His compositions bring together distant cultures and time-frames onto one canvas.
As a result, the viewer can experience a crossing between distinct universes where a Roman warrior battles a pink panther/lion that bites onto a Roman priest who at the same time fights back with a sort of Star Wars lightsaber.
In the same scene, a balloon Daffy Duck, a Greek deity wearing a Bugs Bunny mask and other creatures, witness and take part into the action depicted. The way in which the narrative genre is manipulated, is an essential part of Chincoya’s work.
His paintings bring together neo-classical narratives with comic strip elements and hints of theatrical staging and cinematographic direction.
The amalgamation of distinct visual ingredients is not only visible in Chincoya’s subject matter and narrative but as well in his freedom of style.
His realistic depictions go hand in hand with cartoon-like and child-scribble portrayal.
His oeuvre is bound together by an interest on folklore, every-day objects and expressions such as; toys, child drawings, tattoos, traditional craft, junk objects and tools.
In an interview with Cynthia Arvide for TimeOut Magazine, 2013, Chincoya shares his obsession for collecting toys and using them as models for his work.
He also speaks about growing up in a car repair shop where loud garage noises would mix with marimba music.
In this environment, he would use engine grease as a medium to draw on any found surface and use metal scraps, screws and bolts to build up sculptures. He also shares that he discovered the work of the great masters such as Picasso and Rembrandt in the pages of a colored encyclopedia.
He would use these found images as a stage where he could build up stories by drawing and placing stickers of Mexican wrestlers, superheroes and cartoon characters.
His residency in Arthouse gave him the opportunity to bring to life one of his recurrent characters, the toy robot. From September to November 2016, we were delighted to host Nacho Chincoya as the first artist-in-residence. We asked him 3 questions regarding his experience in Arthouse that we would like to share with you down below.

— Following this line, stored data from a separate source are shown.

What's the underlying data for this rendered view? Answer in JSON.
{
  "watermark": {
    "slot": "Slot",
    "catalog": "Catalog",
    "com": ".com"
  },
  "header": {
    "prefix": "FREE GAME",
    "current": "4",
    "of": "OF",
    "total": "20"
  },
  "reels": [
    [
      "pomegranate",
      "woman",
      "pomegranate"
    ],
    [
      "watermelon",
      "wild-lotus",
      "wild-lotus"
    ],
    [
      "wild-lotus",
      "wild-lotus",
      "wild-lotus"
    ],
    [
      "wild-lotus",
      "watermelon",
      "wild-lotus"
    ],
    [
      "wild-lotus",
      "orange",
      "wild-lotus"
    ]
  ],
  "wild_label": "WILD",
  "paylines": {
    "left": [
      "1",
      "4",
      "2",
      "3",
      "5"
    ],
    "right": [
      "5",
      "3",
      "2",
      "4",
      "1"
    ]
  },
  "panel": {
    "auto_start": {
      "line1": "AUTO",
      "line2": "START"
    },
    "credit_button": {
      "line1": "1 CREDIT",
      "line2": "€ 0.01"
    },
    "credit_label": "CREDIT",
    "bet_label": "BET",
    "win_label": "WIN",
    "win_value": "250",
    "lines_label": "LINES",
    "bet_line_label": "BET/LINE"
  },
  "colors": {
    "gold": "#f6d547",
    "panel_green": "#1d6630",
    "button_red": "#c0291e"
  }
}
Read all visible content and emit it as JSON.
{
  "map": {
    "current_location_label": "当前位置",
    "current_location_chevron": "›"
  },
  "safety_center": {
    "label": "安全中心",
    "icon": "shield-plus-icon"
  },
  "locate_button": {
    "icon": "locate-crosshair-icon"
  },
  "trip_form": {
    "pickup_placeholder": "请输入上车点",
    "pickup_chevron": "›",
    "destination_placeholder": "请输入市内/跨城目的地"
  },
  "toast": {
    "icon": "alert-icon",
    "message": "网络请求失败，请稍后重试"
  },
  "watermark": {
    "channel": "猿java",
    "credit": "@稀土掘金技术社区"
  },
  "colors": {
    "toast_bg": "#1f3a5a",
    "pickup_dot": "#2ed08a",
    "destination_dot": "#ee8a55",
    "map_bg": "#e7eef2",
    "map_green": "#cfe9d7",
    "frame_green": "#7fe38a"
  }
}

Miret Rodríguez: Usually, you express your imaginary throughout oil painting. Which factors were influential into your decision making for expressing yourself with wooden sculpture this time?
NC: It’s true. My imaginary is expressed through painting, but many factors influence and determine the result of an artwork. It can happen while enjoying music, watching a movie or by an alternate investigation of painting. In this case, the Robot springs from there, from the curiosity of making a personal toy, from the investigation of a popular Mexican toy and by the motivation of dignifying its precedence.
I think that it was the found medium, the material in the space was fundamental. The wood became the soul of the robot.
MR: What other artwork did you develop during your residency and what effect did your stay have on your work?
NC: Along to this project, I continued working on my digital sketches, filled with images. The environment submerged me in a series of reflections towards life.
But I don’t consider that my work speaks about this life, nor about the future life. It simply speaks about an alternate reality of my vision through a portal.
MR: What does 2017 hold for Nacho Chincoya?
NC: Well, I think that many new projects, many new paintings! Everything brings consequences, even in the acts of my paintings and in this case the Robot already holds its personal plan.
With the wood scraps found from the construction in Arthouse, Chincoya built a 2.5m tall Robot with the aid of the engineering community in Tulum.
Today the Robot lives in building two ready for play and adventures.